Though I will always regret the harm to others caused by my alcoholism, the loss of my career was the best thing that ever happened to me. When I look back on my drinking history, my inability to stop still frightens me. The consequences were obvious, but I always thought I could control it. There were numerous strategies I employed to manage my drinking, but they all failed. Many times I made sincere promises to loved ones regarding my alcohol use. Despite my best intentions, I was never able to keep them. Even after my legal troubles began, I still drank for seven months. During this time I never sought help of any kind. The idea that I was unable to choose whether to drink, or that I could not manage it myself, was simply inconceivable to me. This was despite all my failed attempts to stop drinking and the disastrous impact it had on my life.
Further legal troubles finally caused me to attend a 12-step group meeting. I have no doubt it saved my life. I was introduced to people who had suffered from the same problem with alcohol. The difference was that they had found a solution which enabled them to stop drinking. I have not had to have a drink since that first meeting, which was over 30 years ago.
After returning from serving time in prison, I had no intention of being involved with the legal profession.
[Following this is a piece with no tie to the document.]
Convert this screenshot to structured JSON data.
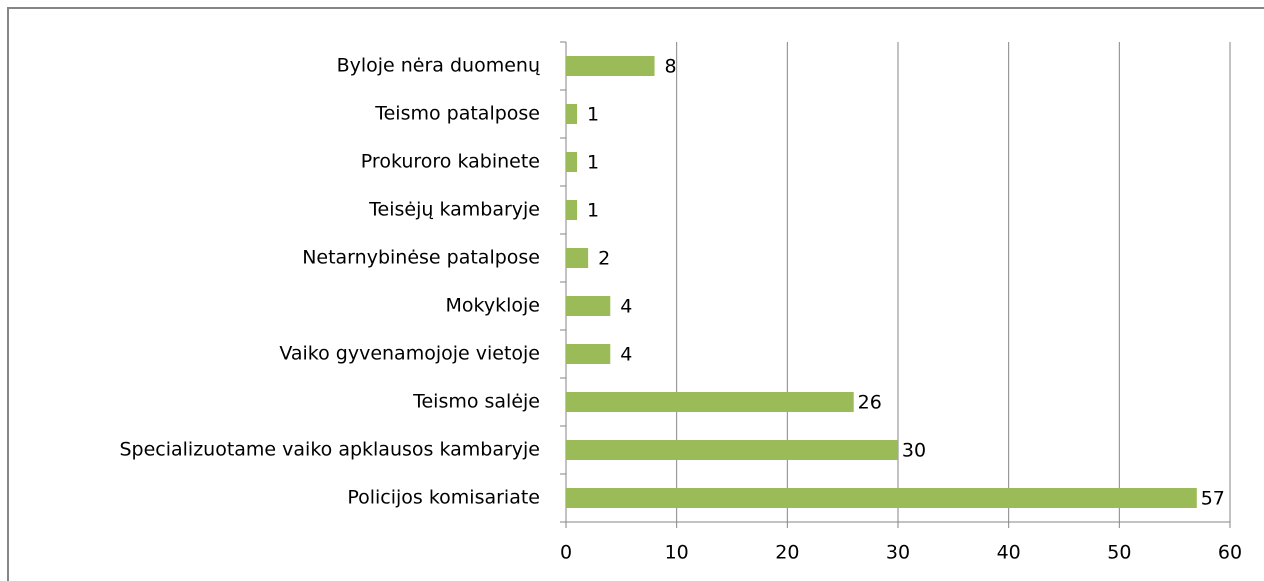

My shame and embarrassment were profound. Fortunately, I met another attorney at a 12-step meeting I knew from the time I was practicing. She mentioned Lawyers Concerned Lawyers (LCL) and suggested I should attend. Quite frankly, I was embarrassed and afraid to do so. However, I had a mentor from my 12-step group who encouraged me (forced is a better description) to go to the meeting.
I will always be grateful that I put my fear aside and went to that first LCL meeting. At the time, it was an informal group organized by two attorneys. It met at one of their offices. I have been active in LCL for over 25 years. LCL has evolved from an informal group to the sanctioned program that now exists. I have met many wonderful people and made numerous friends. Hopefully I have made a contribution myself.
During the entire time I have been involved in LCL, I have never seen one attorney whose career or position was negatively impacted by their participation in the program. In fact, if they were able to stay sober, just the opposite occurred. Not only did their careers improve significantly, the rest of their lives benefited. Also, valuable friendships and relationships were created with other program participants. I have met many wonderful people in LCL, some of whom I am happy to call friends today.
During my time in recovery, I have met countless people seeking help for their alcohol and drug use. Many recognize early their need for help and can stay sober without suffering the loss and humiliation I had to endure. I envy them, and I hope they know how lucky they are. There have also been many people who have hung on to the belief that their addiction was not serious or that they could solve it on their own. Many of them have died alcoholic or drug overdose deaths, usually only after suffering immeasurable pain themselves and also inflicting it on loved ones. That includes a number of attorneys. I am grateful that circumstances caused enough pain in my life to accept my need for help. Though there have been difficulties during sobriety, by being sober I have enjoyed a richer life than I ever could have imagined.